Под этим были мертвая жена и спящий ребенок.

Президент склонился над красноватым бюро, которое его подручный выволок на видное место. Он вздел очки, потрясая серебристой главой, чтобы дужки легли на место, и принялся складывать, выравнивая – стук-стук – листы бумаги и пересчитывать их. Д-р Александер отступил на цыпочках в дальний угол и сел там на привнесенный стул. Президент отложил толстую ровную стопку машинописных листов, снял очки и, держа их несколько наотлет у правого уха, приступил к вступительной речи. Вскоре Круг начал осознавать, что становится как бы фокальным центром аргусоглазой залы. Он знал, что за вычетом двух людей в этом собрании – Хедрона да, может быть, Орлика, никто его в сущности не любит. Каждому или почти каждому из коллег он сказал когда-то что-то... что-то такое, чего никак не удается припомнить и трудно выразить в общих словах, – какой-то необдуманно умный и резкий пустяк, оставивший ссадину на чувствительной плоти. Нежданно-негаданно полный, бледный, прыщавый подросток вошел в темноватый класс и посмотрел на Адама, и тот отвернулся.
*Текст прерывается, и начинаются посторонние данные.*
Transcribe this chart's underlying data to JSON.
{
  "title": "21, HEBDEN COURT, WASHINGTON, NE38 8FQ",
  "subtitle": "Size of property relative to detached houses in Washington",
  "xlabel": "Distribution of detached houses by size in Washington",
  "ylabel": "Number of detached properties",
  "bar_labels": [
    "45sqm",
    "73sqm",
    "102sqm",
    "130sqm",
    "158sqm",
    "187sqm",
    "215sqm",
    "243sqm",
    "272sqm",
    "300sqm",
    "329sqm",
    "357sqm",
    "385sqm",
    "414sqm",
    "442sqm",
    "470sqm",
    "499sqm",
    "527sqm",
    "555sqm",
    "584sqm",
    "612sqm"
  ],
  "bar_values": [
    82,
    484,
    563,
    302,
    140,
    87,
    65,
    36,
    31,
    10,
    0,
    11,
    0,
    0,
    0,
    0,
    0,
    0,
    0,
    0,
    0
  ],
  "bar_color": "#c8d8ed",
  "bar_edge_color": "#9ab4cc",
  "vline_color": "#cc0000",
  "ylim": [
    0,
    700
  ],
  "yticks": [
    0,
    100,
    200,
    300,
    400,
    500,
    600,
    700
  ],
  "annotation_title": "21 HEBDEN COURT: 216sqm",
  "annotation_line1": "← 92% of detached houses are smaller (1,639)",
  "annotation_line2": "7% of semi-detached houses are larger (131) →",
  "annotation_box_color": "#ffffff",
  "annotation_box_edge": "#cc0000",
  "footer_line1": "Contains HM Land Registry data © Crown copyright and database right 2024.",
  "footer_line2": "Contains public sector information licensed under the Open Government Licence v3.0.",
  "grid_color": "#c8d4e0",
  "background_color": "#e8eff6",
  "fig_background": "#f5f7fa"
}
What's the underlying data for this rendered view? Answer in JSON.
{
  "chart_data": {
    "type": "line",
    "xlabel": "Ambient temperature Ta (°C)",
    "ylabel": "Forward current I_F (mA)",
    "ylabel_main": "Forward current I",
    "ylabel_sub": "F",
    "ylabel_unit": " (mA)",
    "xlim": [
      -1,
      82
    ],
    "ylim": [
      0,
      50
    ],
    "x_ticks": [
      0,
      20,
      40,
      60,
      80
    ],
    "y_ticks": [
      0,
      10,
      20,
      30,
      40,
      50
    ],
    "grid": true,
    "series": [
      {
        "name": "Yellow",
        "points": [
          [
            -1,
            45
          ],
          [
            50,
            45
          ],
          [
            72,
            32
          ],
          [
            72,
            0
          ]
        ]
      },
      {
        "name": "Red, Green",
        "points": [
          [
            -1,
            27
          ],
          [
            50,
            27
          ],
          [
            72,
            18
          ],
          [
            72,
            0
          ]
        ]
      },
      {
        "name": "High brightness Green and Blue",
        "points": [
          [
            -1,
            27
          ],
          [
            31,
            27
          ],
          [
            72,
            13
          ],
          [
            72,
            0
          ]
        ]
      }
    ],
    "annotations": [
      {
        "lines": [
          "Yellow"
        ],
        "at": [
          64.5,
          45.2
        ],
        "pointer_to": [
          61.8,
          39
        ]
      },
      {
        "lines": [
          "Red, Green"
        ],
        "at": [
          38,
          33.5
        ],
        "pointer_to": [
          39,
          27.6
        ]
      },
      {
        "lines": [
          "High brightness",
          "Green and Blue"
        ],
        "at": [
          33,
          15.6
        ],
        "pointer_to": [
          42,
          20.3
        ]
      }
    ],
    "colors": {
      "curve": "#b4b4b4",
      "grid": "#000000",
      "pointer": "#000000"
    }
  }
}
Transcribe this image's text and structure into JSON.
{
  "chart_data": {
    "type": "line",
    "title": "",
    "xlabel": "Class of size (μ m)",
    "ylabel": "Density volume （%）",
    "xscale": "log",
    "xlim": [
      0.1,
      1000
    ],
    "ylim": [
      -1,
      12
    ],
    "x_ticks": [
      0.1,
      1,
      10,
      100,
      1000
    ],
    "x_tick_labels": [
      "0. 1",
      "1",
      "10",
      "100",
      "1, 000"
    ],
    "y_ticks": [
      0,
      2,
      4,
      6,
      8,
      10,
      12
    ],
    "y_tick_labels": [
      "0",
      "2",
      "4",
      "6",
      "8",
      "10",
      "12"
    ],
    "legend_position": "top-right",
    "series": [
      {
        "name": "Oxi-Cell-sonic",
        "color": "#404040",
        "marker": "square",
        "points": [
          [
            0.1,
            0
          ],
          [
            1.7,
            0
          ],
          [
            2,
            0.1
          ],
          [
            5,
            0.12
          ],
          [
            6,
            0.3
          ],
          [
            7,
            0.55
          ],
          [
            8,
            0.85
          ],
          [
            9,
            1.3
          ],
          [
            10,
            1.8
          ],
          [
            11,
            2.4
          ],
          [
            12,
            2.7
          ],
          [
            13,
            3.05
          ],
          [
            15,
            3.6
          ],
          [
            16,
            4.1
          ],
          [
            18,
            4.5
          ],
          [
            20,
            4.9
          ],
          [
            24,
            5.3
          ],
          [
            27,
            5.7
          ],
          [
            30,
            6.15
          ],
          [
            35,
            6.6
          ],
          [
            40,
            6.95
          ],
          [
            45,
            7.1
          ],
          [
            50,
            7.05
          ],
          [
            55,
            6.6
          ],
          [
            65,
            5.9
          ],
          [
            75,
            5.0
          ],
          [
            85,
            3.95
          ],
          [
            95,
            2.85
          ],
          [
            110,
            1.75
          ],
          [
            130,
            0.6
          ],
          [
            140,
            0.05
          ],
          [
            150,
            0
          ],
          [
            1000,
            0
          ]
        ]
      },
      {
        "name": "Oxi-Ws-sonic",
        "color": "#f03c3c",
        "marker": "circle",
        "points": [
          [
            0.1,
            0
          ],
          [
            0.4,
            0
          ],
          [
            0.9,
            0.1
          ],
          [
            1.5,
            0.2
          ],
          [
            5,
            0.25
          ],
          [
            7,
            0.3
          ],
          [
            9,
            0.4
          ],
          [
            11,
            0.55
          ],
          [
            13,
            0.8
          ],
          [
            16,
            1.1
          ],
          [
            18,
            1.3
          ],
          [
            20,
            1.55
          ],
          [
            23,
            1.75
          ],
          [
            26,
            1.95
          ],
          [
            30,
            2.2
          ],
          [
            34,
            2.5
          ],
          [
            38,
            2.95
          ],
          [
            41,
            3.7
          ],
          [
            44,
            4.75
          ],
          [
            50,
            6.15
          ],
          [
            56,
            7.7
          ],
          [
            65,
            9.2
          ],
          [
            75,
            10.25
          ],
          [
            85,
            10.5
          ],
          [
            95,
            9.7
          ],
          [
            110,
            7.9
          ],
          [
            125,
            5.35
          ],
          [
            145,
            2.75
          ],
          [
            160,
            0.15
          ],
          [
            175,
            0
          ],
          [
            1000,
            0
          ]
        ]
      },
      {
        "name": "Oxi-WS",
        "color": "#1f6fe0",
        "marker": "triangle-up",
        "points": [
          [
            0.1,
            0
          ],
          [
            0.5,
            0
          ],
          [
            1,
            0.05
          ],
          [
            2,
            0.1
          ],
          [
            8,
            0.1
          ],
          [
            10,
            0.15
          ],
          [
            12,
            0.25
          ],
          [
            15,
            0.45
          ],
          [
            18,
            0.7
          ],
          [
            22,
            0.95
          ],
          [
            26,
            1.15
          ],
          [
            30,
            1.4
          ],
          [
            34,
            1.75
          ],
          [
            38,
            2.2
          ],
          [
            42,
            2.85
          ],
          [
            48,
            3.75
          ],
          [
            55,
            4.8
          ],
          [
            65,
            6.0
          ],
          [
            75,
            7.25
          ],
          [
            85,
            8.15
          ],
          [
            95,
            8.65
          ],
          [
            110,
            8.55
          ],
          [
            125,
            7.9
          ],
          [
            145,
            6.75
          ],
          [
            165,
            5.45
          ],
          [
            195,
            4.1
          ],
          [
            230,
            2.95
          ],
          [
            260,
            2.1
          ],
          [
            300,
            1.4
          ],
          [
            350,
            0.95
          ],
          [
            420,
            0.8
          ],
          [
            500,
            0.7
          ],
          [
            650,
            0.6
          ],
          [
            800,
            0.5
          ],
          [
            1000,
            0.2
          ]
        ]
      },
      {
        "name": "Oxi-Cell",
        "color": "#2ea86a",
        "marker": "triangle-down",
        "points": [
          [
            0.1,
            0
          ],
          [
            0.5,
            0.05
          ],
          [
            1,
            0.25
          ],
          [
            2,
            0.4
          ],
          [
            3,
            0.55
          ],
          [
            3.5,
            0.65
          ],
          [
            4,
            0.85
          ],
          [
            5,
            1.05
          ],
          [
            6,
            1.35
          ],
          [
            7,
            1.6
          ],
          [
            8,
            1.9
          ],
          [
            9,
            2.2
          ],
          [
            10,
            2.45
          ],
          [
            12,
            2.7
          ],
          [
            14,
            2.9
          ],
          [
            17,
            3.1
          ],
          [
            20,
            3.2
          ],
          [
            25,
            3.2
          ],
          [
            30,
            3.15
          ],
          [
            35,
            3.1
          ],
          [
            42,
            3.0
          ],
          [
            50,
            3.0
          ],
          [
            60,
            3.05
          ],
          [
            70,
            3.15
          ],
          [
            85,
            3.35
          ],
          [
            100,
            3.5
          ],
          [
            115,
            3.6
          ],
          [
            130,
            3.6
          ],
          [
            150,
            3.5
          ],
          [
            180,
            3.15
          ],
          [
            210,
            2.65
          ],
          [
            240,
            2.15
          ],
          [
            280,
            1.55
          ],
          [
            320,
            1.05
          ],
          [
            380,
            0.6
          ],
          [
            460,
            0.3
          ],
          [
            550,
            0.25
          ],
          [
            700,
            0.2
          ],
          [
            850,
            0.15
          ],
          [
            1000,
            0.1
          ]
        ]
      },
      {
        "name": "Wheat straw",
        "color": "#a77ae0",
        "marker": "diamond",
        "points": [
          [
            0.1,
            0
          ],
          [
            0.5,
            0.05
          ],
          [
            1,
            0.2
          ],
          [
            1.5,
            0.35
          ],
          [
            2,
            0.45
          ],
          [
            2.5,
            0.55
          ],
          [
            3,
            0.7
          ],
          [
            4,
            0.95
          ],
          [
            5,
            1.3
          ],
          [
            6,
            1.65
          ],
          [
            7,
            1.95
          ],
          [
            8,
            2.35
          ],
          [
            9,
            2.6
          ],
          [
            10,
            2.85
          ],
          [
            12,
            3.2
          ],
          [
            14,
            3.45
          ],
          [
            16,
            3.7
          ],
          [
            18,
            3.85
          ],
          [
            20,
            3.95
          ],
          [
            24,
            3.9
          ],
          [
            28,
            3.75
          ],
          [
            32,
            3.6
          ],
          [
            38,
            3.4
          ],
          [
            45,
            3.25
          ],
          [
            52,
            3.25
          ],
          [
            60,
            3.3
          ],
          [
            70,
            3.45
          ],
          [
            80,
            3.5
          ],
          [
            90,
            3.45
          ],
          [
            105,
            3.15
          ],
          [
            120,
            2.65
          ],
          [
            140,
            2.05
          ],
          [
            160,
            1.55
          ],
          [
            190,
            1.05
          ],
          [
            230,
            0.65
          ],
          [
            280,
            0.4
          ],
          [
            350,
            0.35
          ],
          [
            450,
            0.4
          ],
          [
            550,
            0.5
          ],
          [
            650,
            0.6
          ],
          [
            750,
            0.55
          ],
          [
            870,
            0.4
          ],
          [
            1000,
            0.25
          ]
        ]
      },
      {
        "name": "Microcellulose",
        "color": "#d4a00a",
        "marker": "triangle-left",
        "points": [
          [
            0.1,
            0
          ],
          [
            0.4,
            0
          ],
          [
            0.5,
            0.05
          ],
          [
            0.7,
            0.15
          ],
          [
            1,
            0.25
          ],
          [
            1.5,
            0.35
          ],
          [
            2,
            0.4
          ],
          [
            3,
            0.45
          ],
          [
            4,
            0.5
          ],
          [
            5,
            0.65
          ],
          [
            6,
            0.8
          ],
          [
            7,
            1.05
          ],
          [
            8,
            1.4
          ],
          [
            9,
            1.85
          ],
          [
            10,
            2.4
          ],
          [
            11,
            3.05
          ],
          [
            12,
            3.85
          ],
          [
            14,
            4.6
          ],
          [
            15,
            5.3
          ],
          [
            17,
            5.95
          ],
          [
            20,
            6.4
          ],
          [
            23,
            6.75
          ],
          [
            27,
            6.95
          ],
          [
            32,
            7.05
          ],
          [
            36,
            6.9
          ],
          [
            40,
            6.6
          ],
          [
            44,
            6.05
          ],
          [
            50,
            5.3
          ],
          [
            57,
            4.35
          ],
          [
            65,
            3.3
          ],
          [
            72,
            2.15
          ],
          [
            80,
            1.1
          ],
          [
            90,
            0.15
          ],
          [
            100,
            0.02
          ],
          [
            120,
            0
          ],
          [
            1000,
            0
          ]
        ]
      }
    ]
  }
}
­ Я пригласил вас, господа, с тем, чтобы сообщить вам о некоторых пренеприятных обстоятельствах, обстоятельствах пренебрегать которыми было бы глупо. Как вам известно, с конца прошлого месяца наш Университет практически закрыт. Ныне мне дали понять, что если только наши намерения, наша программа и поведение наше не станут отчетливо ясны Правителю, этот организм, старый и любимый нами организм перестанет функционировать навсегда, а вместо него будет учреждена иная институция с совершенно иным штатом. Другими словами, славное, величавое здание, которое на протяжении веков по кирпичику возводили братья-каменщики, Наука и Администрация, рухнет... Оно рухнет потому, что у нас не достало такта и инициативы. В последний час, господа, в роковой час, была выработана линия поведения, которая, как я надеюсь, сможет предотвратить катастрофу. Завтра могло бы быть слишком поздно.

­ Все вы знаете, сколь ненавистен мне дух компромисса. Я не считаю, впрочем, что героические усилия, в которых мы все соединимся, могут быть обозначены этим отвратительным термином. Господа! Когда человек теряет обожаемую жену; когда гастроном теряет в просторах Вселенной обнаруженную им котлету; когда выдающийся деятель видит, как разбивается вдребезги детище всей его жизни, – он преисполняется сожалений, господа, сожалений, увы, запоздалых. Итак, не допустим же, чтобы мы по собственной нашей вине ввергли себя в положение безутешного влюбленного, в положение астронома, комета которого затерялась в древнем сумраке неба, в положение прогоревшего администратора, – возьмем же свою судьбу обеими руками, словно пылающий факел.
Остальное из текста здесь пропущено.